Trousse méthodologiqe du 103

Petit guide de la grille d'évaluation du texte argumentatif philosophique

1.1 La forme
Le premier critère évalue de façon purement quantitative le respect de la forme ou de la nature de l'épreuve. Il ne s'agit donc nullement ici de porter d'ores et déjà un jugement sur la qualité de chacune des parties du discours, mais seulement d'être capable d'identifier la présence des éléments clés du texte argumentatif, soit:

a) une introduction comprenant le sujet lui-même (le thème), le problème posé (incluant la définition des concepts importants - souvent les termes mêmes du problème-), la thèse (la prise de position à l'égard du problème) ;
b) un développement comprenant au moins 2 arguments (dont un peut être une réfutation d'objection) ;
c) une conclusion

La seule présence de ces 6 éléments (sujet, problème, thèse, 2 arguments, une conclusion), dans la mesure évidemment où ils sont facilement repérables, représente 20 %, calculés de la manière suivante : 6x10=60/3=20.


1.2 La cohérence
Le deuxième critère de la grille évalue la cohérence du texte, c'est-à-dire à la fois la qualité des liens entre les idées principales et la congruence des grandes parties du discours (introduction, développement, conclusion). Ce critère mesure également ce que l'on peut appeler la pertinence de l'argumentation. On s'assurera donc que le texte argumentatif comporte et mette en évidence les articulations suivantes :

a) le lien entre le sujet et le problème formulé (ou la problématique)
b) le lien entre le problème et la thèse
c) le lien entre la thèse et les arguments (pertinence)
d) le lien entre les arguments (s'ils sont en inférence à soutien unique, i.e. en chaîne, ou en inférence liée (interdépendants) et, le cas échéant, avec l'objection réfutée
e) le lien de la conclusion avec l'ensemble du texte, notamment avec la thèse

Ce critère représente 30 %. Il peut être évalué globalement ou de manière détaillée.

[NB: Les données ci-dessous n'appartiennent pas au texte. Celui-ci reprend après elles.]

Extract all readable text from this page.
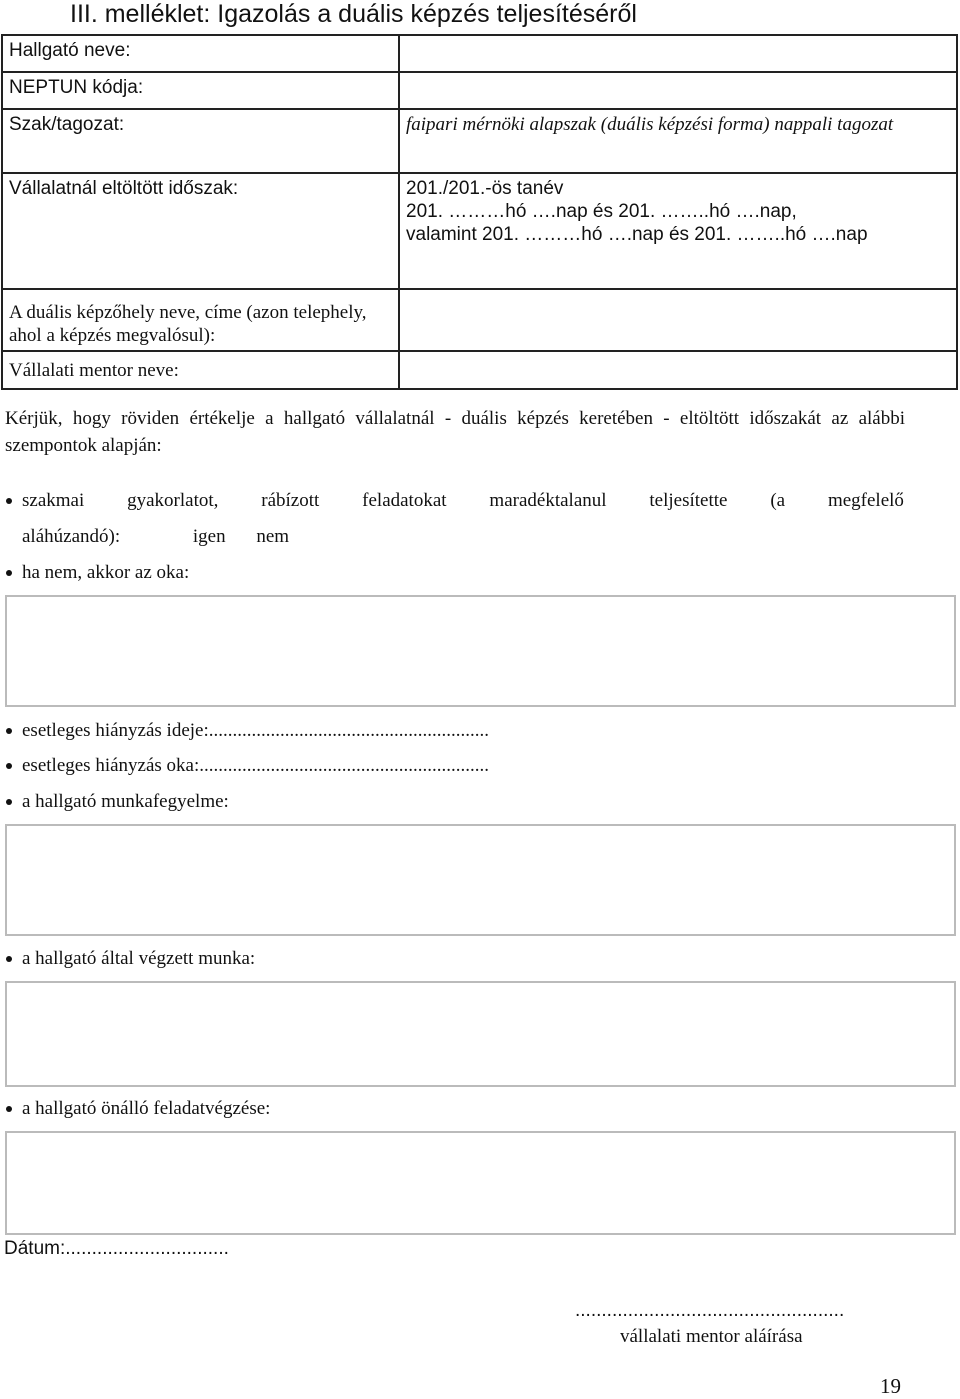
III. melléklet: Igazolás a duális képzés teljesítéséről
Hallgató neve:	
NEPTUN kódja:	
Szak/tagozat:	faipari mérnöki alapszak (duális képzési forma) nappali tagozat
Vállalatnál eltöltött időszak:	201./201.-ös tanév
201. ………hó ….nap és 201. ……..hó ….nap,
valamint 201. ………hó ….nap és 201. ……..hó ….nap

A duális képzőhely neve, címe (azon telephely, ahol a képzés megvalósul):	
Vállalati mentor neve:	
Kérjük, hogy röviden értékelje a hallgató vállalatnál - duális képzés keretében - eltöltött időszakát az alábbi szempontok alapján:
szakmai gyakorlatot, rábízott feladatokat maradéktalanul teljesítette (a megfelelő
aláhúzandó):	igen nem
ha nem, akkor az oka:
esetleges hiányzás ideje:...........................................................
esetleges hiányzás oka:.............................................................
a hallgató munkafegyelme:
a hallgató által végzett munka:
a hallgató önálló feladatvégzése:
Dátum:...............................
...................................................
vállalati mentor aláírása
19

L'essentiel étant de tenir compte de ce qu'il recouvre et d'être en mesure de justifier au besoin la note accordée en fonction des différents liens formant l'armature du texte.


1.3 Le contenu
En raison de son importance et de sa nature même, le contenu est sans doute le critère le plus difficile à évaluer. C'est aussi celui qui prête le plus à interprétation et celui où le jugement qualitatif (subjectif dans le bon sens) du correcteur est le plus sollicité. Il va sans dire qu'il s'agit ici du noeud philosophique de l'épreuve, à toutes fins utiles inséparable du contenu du cours lui-même, donc de l'enseignement du professeur. Toutefois, un certain nombre de sous-critères peuvent être formulés qui viennent baliser et expliciter ce que l'on entend par le contenu du discours. Fondamentalement, il est question des points suivants:

a) Qualité de la problématique (compréhension philosophique de la question et de ses enjeux, maîtrise des concepts clés, de leur définition)
b) Clarté de la thèse formulée
c) Valeur des arguments, incluant le cas échéant l'objection réfutée (notions d'acceptabilité et de suffisance)
d) Qualité de l'information (notamment les références aux textes philosophiques)
e) Intelligence philosophique (généralisation et abstraction, originalité et réflexion personnelle)

Ce critère représente 50 %. Encore une fois, selon les styles de chacun, il est possible de l'évaluer de manière globale et plus intuitive ou de façon détaillée.